Xiaomi’s updated SU7 goes on sale with LiDAR on every trim and a sharper chassis tune
Xiaomi has moved its SU7 sedan into a new phase, launching the updated model in China with LiDAR standard across the range, fresh styling details, and a more expensive price band. The change gives the company’s breakout EV a clearer premium pitch just as it tries to keep one of China’s most watched electric sedans firmly in the spotlight.
LiDAR becomes standard on the refreshed Xiaomi SU7
The biggest hardware change is simple: every version of the updated SU7 now gets LiDAR. On the previous car, the entry model did without it, so this update closes a notable gap in the lineup and gives Xiaomi a more uniform advanced-driver-assistance package across trims.
Xiaomi also says the revised sedan brings a major gain in range and a more advanced intelligent chassis. The company has not laid out every engineering detail publicly, but the broad direction is clear enough: this is a more thoroughly equipped SU7, not just a cosmetic touch-up.
Sharper bodywork, new colors, and a familiar fastback shape
Visually, the updated SU7 keeps the long, low fastback silhouette that made the original car stand out, but Xiaomi has revised the front-end treatment and added new exterior colors, wheels, and interior options. The design changes are subtle rather than radical, which is probably the right call for a sedan whose profile already does most of the talking.
The car remains a large five-seat electric sedan with a performance-leaning stance, and Xiaomi continues to position it as a driver’s car rather than a tech appliance on wheels.
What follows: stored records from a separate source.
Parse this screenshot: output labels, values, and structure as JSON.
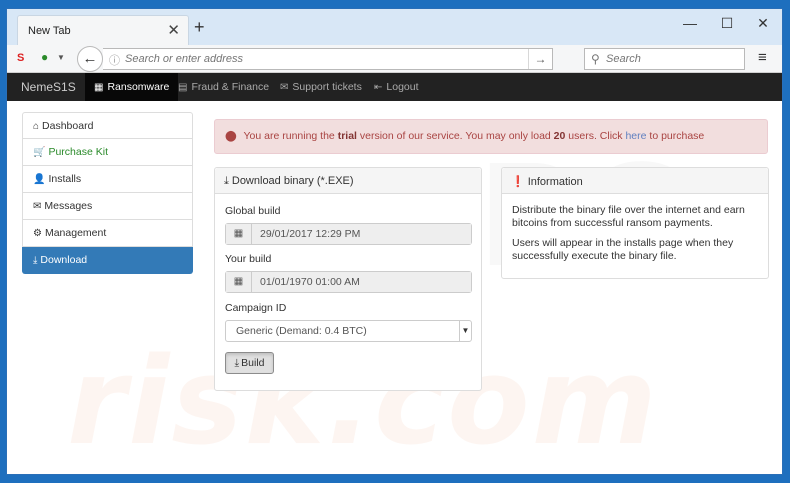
{
  "browser": {
    "tab_title": "New Tab",
    "tab_close": "✕",
    "new_tab": "+",
    "window_controls": {
      "minimize": "—",
      "maximize": "☐",
      "close": "✕"
    },
    "url_placeholder": "Search or enter address",
    "search_placeholder": "Search",
    "icons": {
      "extension_1": "S",
      "extension_2": "●",
      "back": "←",
      "go": "→",
      "search": "⚲",
      "menu": "≡",
      "info": "ⓘ"
    }
  },
  "app": {
    "brand": "NemeS1S",
    "nav": [
      {
        "label": "Ransomware",
        "icon": "▦",
        "active": true
      },
      {
        "label": "Fraud & Finance",
        "icon": "▤",
        "active": false
      },
      {
        "label": "Support tickets",
        "icon": "✉",
        "active": false
      },
      {
        "label": "Logout",
        "icon": "⇤",
        "active": false
      }
    ]
  },
  "sidebar": {
    "items": [
      {
        "label": "Dashboard",
        "icon": "⌂"
      },
      {
        "label": "Purchase Kit",
        "icon": "🛒"
      },
      {
        "label": "Installs",
        "icon": "👤"
      },
      {
        "label": "Messages",
        "icon": "✉"
      },
      {
        "label": "Management",
        "icon": "⚙"
      },
      {
        "label": "Download",
        "icon": "⤓"
      }
    ]
  },
  "alert": {
    "icon": "!",
    "prefix": "You are running the",
    "trial": "trial",
    "middle": "version of our service. You may only load",
    "count": "20",
    "suffix": "users. Click",
    "link": "here",
    "tail": "to purchase"
  },
  "download_panel": {
    "title": "Download binary (*.EXE)",
    "title_icon": "⤓",
    "global_build_label": "Global build",
    "global_build_value": "29/01/2017 12:29 PM",
    "your_build_label": "Your build",
    "your_build_value": "01/01/1970 01:00 AM",
    "calendar_icon": "▦",
    "campaign_label": "Campaign ID",
    "campaign_value": "Generic (Demand: 0.4 BTC)",
    "build_button": "Build",
    "build_icon": "⤓"
  },
  "info_panel": {
    "title": "Information",
    "title_icon": "❗",
    "text_1": "Distribute the binary file over the internet and earn bitcoins from successful ransom payments.",
    "text_2": "Users will appear in the installs page when they successfully execute the binary file."
  },
  "colors": {
    "nav_bg": "#222222",
    "active_blue": "#337ab7",
    "alert_bg": "#f2dede",
    "alert_text": "#a94442"
  }
}
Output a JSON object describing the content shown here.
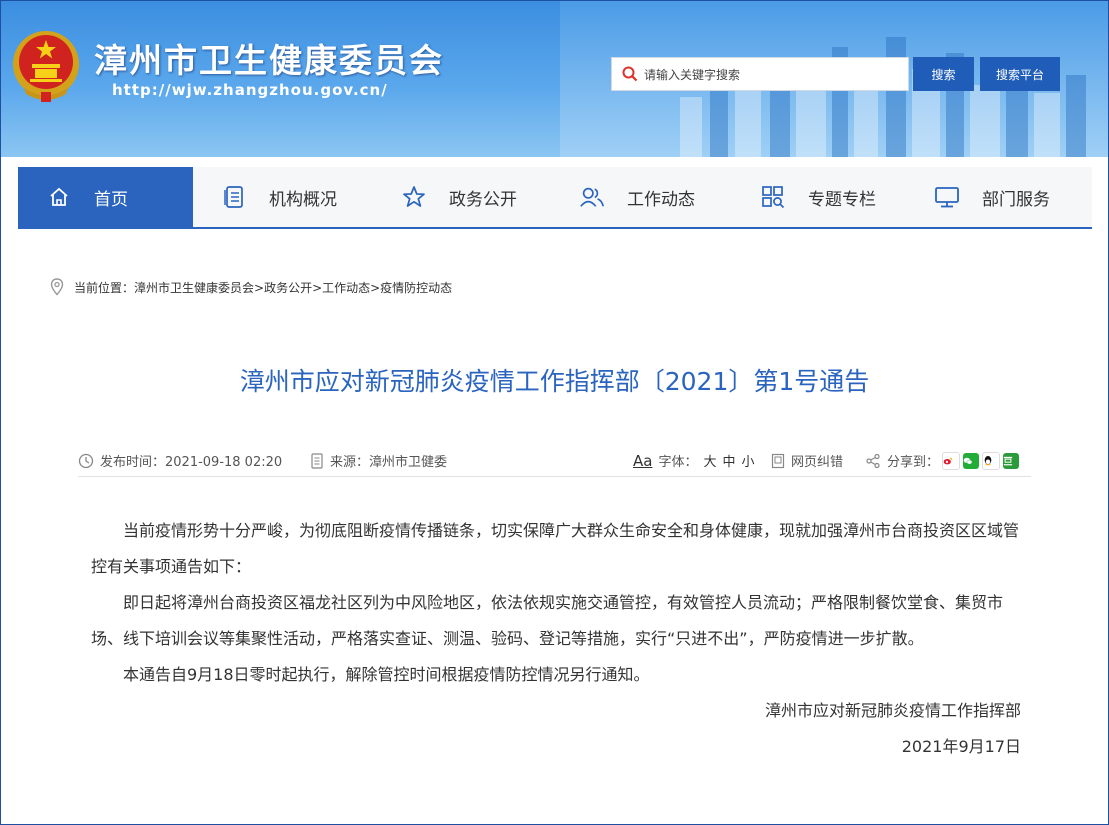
{
  "header": {
    "site_title": "漳州市卫生健康委员会",
    "site_url": "http://wjw.zhangzhou.gov.cn/",
    "search_placeholder": "请输入关键字搜索",
    "search_button": "搜索",
    "search_platform_button": "搜索平台"
  },
  "nav": {
    "items": [
      {
        "label": "首页",
        "icon": "home-icon"
      },
      {
        "label": "机构概况",
        "icon": "document-list-icon"
      },
      {
        "label": "政务公开",
        "icon": "star-icon"
      },
      {
        "label": "工作动态",
        "icon": "users-icon"
      },
      {
        "label": "专题专栏",
        "icon": "grid-search-icon"
      },
      {
        "label": "部门服务",
        "icon": "monitor-icon"
      }
    ]
  },
  "breadcrumb": {
    "prefix": "当前位置：",
    "path": "漳州市卫生健康委员会>政务公开>工作动态>疫情防控动态"
  },
  "article": {
    "title": "漳州市应对新冠肺炎疫情工作指挥部〔2021〕第1号通告",
    "meta": {
      "publish_time": "发布时间：2021-09-18 02:20",
      "source": "来源：漳州市卫健委",
      "font_label": "字体：",
      "font_sizes": [
        "大",
        "中",
        "小"
      ],
      "font_icon_text": "Aa",
      "correction": "网页纠错",
      "share_label": "分享到："
    },
    "paragraphs": [
      "当前疫情形势十分严峻，为彻底阻断疫情传播链条，切实保障广大群众生命安全和身体健康，现就加强漳州市台商投资区区域管控有关事项通告如下：",
      "即日起将漳州台商投资区福龙社区列为中风险地区，依法依规实施交通管控，有效管控人员流动；严格限制餐饮堂食、集贸市场、线下培训会议等集聚性活动，严格落实查证、测温、验码、登记等措施，实行“只进不出”，严防疫情进一步扩散。",
      "本通告自9月18日零时起执行，解除管控时间根据疫情防控情况另行通知。"
    ],
    "signature": "漳州市应对新冠肺炎疫情工作指挥部",
    "date": "2021年9月17日"
  },
  "colors": {
    "primary_blue": "#2a64bf",
    "header_blue": "#3b8ee0",
    "title_blue": "#2a64bf"
  }
}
That balance of smartphone-era branding and conventional enthusiast appeal has helped make the SU7 one of the most closely watched Chinese EVs.
Pricing climbs as Xiaomi leans into the premium end
Pre-sale pricing for the updated SU7 was set at 229,900 yuan to 309,900 yuan, or roughly $33,000 to $44,500 at current exchange rates. That puts the refreshed car above the original model’s starting point and suggests Xiaomi is willing to ask more for the added hardware, even as it faces a crowded EV market at home.
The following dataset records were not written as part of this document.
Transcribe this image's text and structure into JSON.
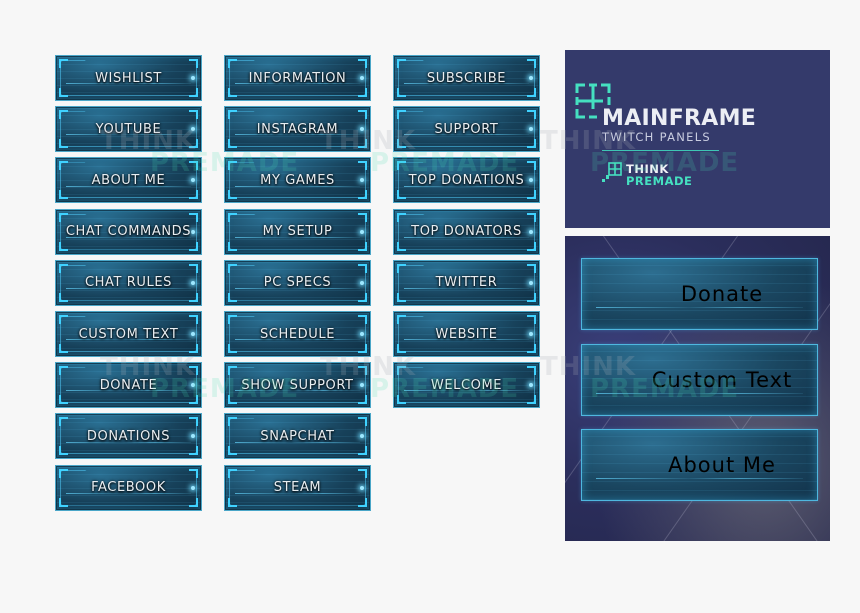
{
  "grid": {
    "columns": [
      [
        "Wishlist",
        "YouTube",
        "About Me",
        "Chat Commands",
        "Chat Rules",
        "Custom Text",
        "Donate",
        "Donations",
        "Facebook"
      ],
      [
        "Information",
        "Instagram",
        "My Games",
        "My Setup",
        "PC Specs",
        "Schedule",
        "Show Support",
        "Snapchat",
        "Steam"
      ],
      [
        "Subscribe",
        "Support",
        "Top Donations",
        "Top Donators",
        "Twitter",
        "Website",
        "Welcome"
      ]
    ]
  },
  "logo_card": {
    "title": "MAINFRAME",
    "subtitle": "TWITCH PANELS",
    "brand_line1": "THINK",
    "brand_line2": "PREMADE",
    "mark_icon": "think-premade-bracket-mark",
    "colors": {
      "background": "#343a6b",
      "accent": "#45e0c0",
      "title": "#eceef4"
    }
  },
  "preview_card": {
    "panels": [
      "Donate",
      "Custom Text",
      "About Me"
    ]
  },
  "watermark": {
    "line1": "THINK",
    "line2": "PREMADE"
  },
  "colors": {
    "page_bg": "#f7f7f7",
    "panel_border": "#4aa6c8",
    "panel_glow": "#3fd2ff",
    "panel_text": "#e8eef2"
  }
}
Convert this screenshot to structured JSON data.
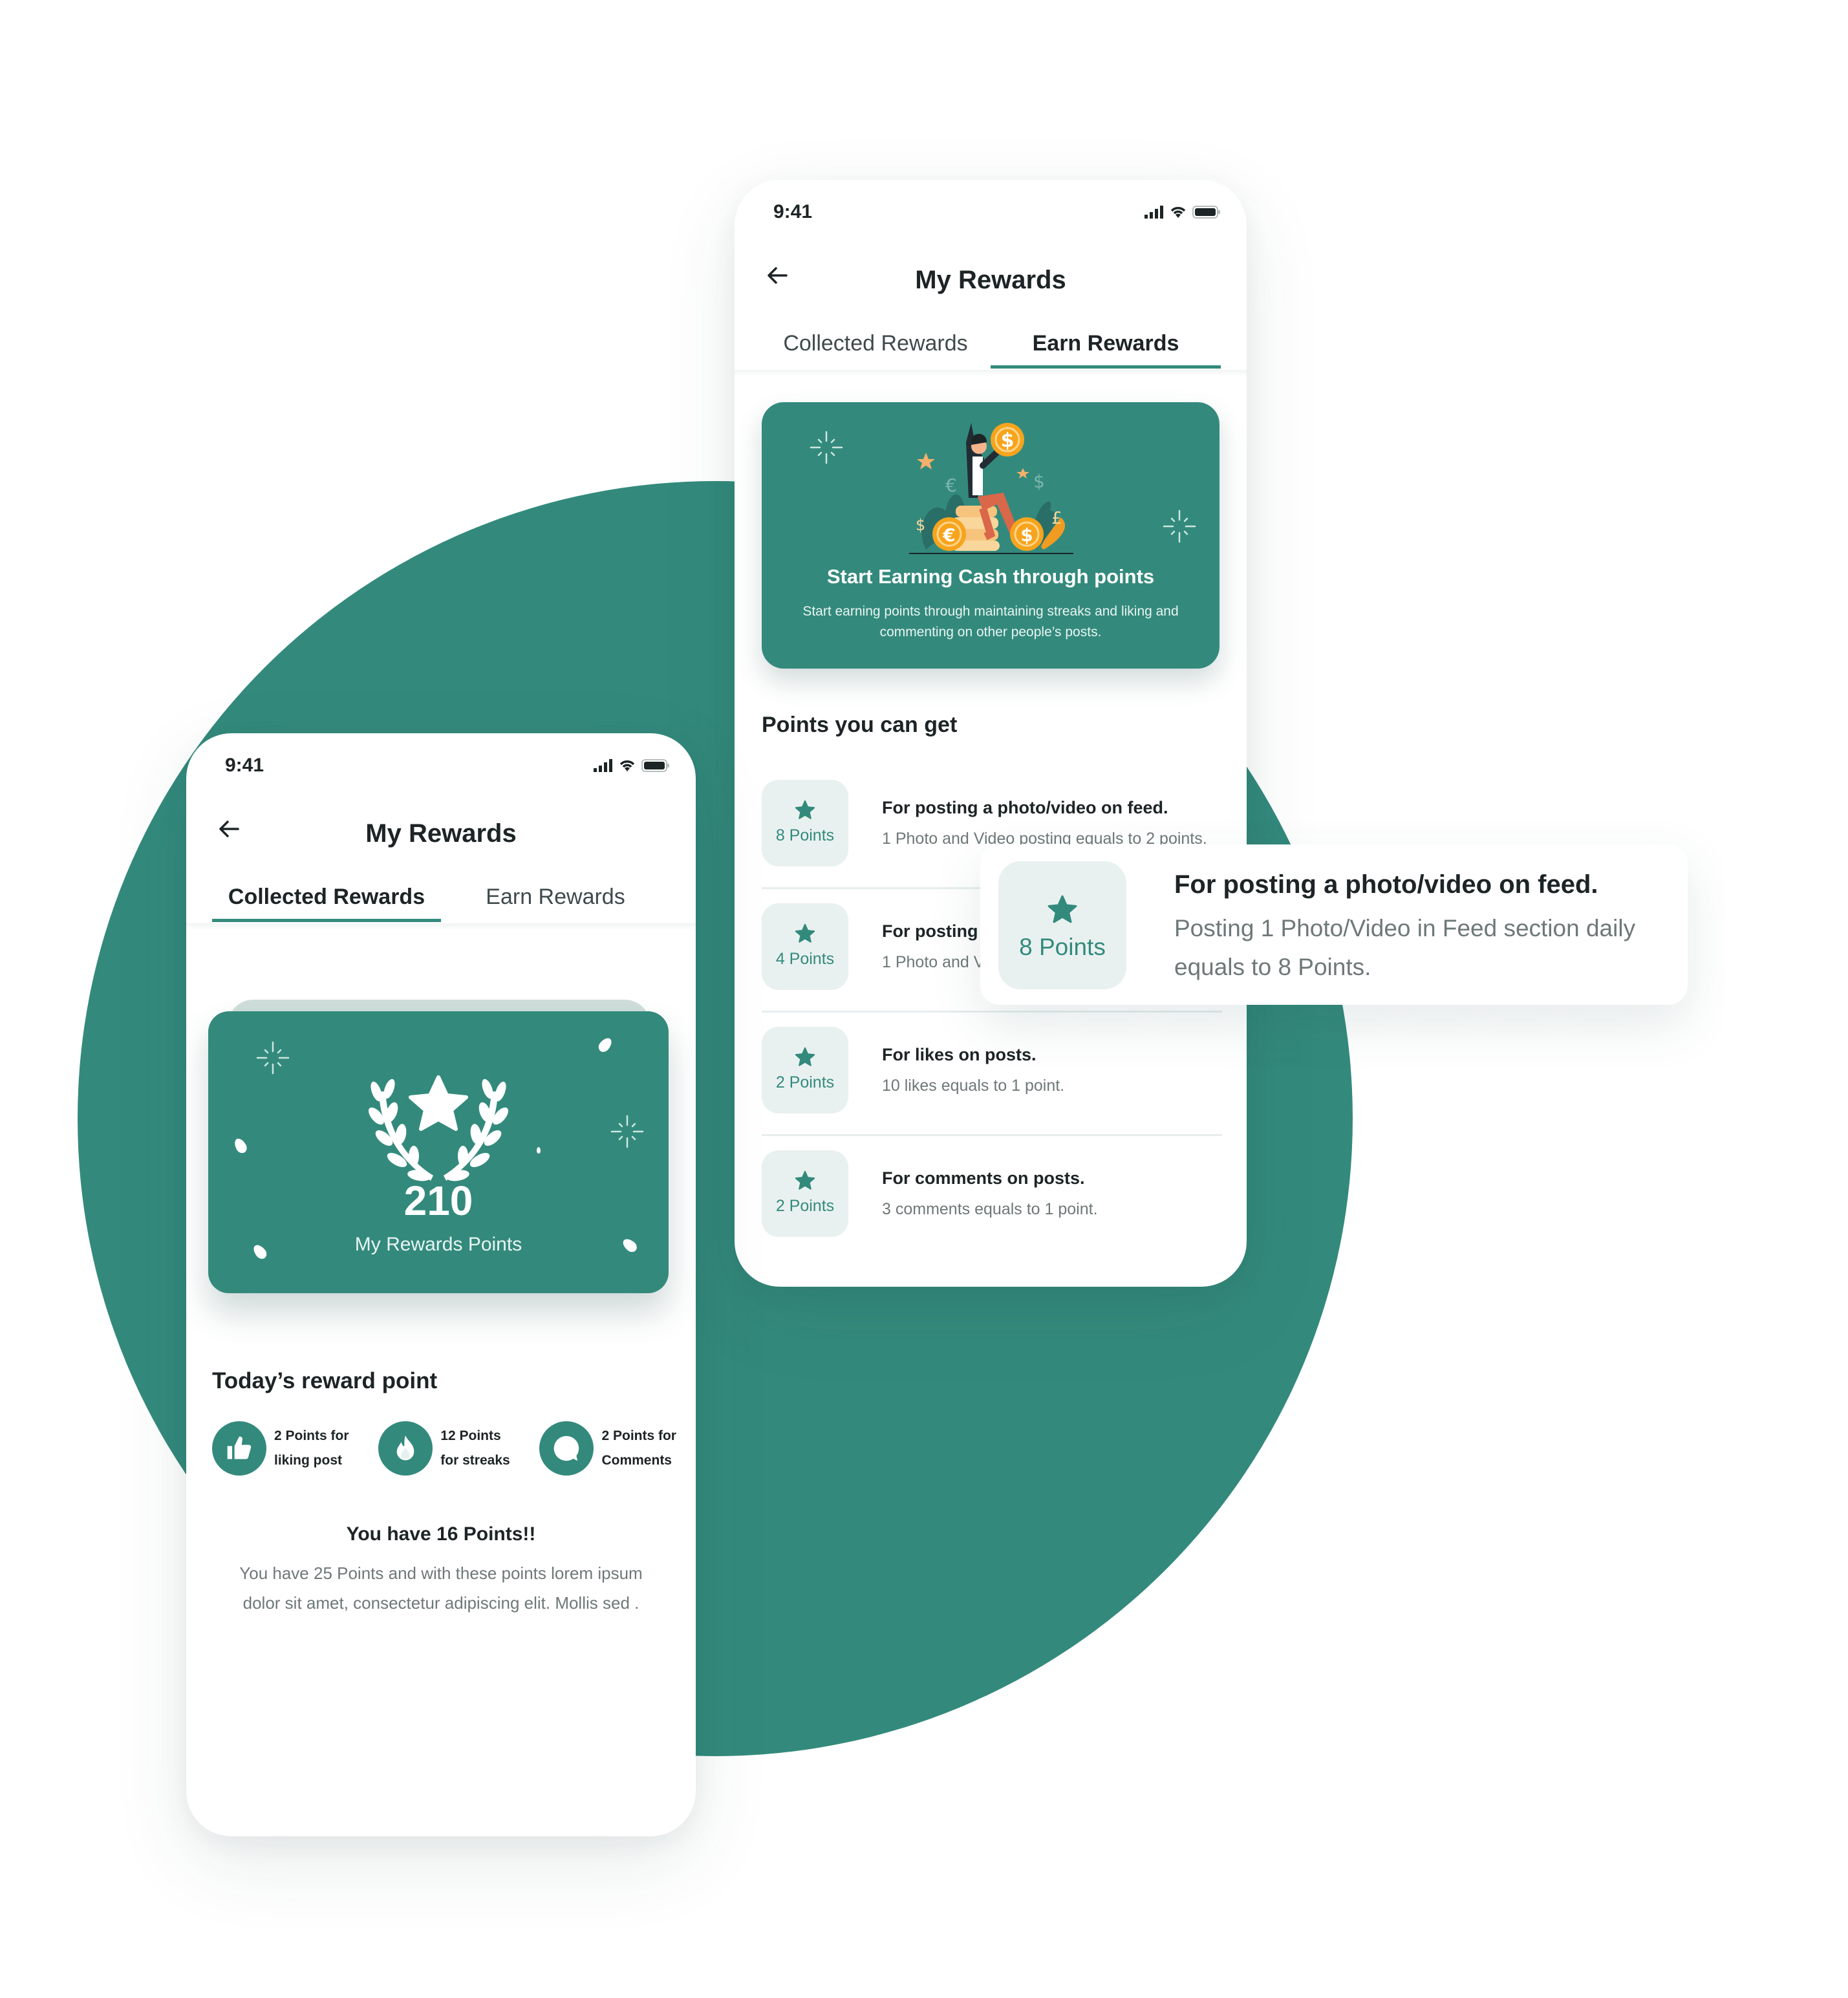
{
  "theme": {
    "accent": "#338a7c",
    "badge_bg": "#e9f1f0",
    "coin": "#f7a41d"
  },
  "earn_screen": {
    "status_time": "9:41",
    "title": "My Rewards",
    "tabs": [
      {
        "label": "Collected Rewards",
        "active": false
      },
      {
        "label": "Earn Rewards",
        "active": true
      }
    ],
    "banner": {
      "title": "Start Earning Cash through points",
      "subtitle": "Start earning points through maintaining streaks and liking and commenting on other people’s posts."
    },
    "section_title": "Points you can get",
    "rewards": [
      {
        "points": "8 Points",
        "title": "For posting a photo/video on feed.",
        "desc": "1 Photo and Video posting equals to 2 points."
      },
      {
        "points": "4 Points",
        "title": "For posting",
        "desc": "1 Photo and V"
      },
      {
        "points": "2 Points",
        "title": "For  likes on posts.",
        "desc": "10 likes equals to 1 point."
      },
      {
        "points": "2 Points",
        "title": "For comments on posts.",
        "desc": "3 comments equals to 1 point."
      }
    ]
  },
  "popup": {
    "points": "8 Points",
    "title": "For posting a photo/video on feed.",
    "desc": "Posting 1 Photo/Video in Feed section daily equals to 8 Points."
  },
  "collected_screen": {
    "status_time": "9:41",
    "title": "My Rewards",
    "tabs": [
      {
        "label": "Collected Rewards",
        "active": true
      },
      {
        "label": "Earn Rewards",
        "active": false
      }
    ],
    "points_value": "210",
    "points_label": "My Rewards Points",
    "today_title": "Today’s reward point",
    "today_items": [
      {
        "icon": "thumbs-up-icon",
        "line1": "2 Points for",
        "line2": "liking post"
      },
      {
        "icon": "flame-icon",
        "line1": "12 Points",
        "line2": "for streaks"
      },
      {
        "icon": "comment-icon",
        "line1": "2 Points for",
        "line2": "Comments"
      }
    ],
    "have_title": "You have 16 Points!!",
    "have_desc": "You have 25 Points and with these points lorem ipsum dolor sit amet, consectetur adipiscing elit. Mollis sed ."
  }
}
For buyers, the update changes the value equation. The SU7 is no longer just the bargain surprise from a newcomer with smartphone roots; it is becoming a more serious mainstream performance sedan with the kind of sensor and chassis content shoppers increasingly expect in this class.
Why the new SU7 matters beyond Xiaomi’s showroom
The refreshed SU7 is important because it shows how quickly Xiaomi is iterating in automotive, where product cycles tend to move far more slowly than in consumer electronics. The company said the revised sedan would arrive in April 2026, and the update lands after the original SU7 established a major foothold in China’s EV market.
That makes the new car more than a simple facelift. It is Xiaomi’s attempt to keep momentum alive with a better-equipped sedan that can stay competitive on range, driver assistance, and perceived sophistication. In a segment where spec sheets change buying behavior fast, standard LiDAR and a more advanced chassis are not small details.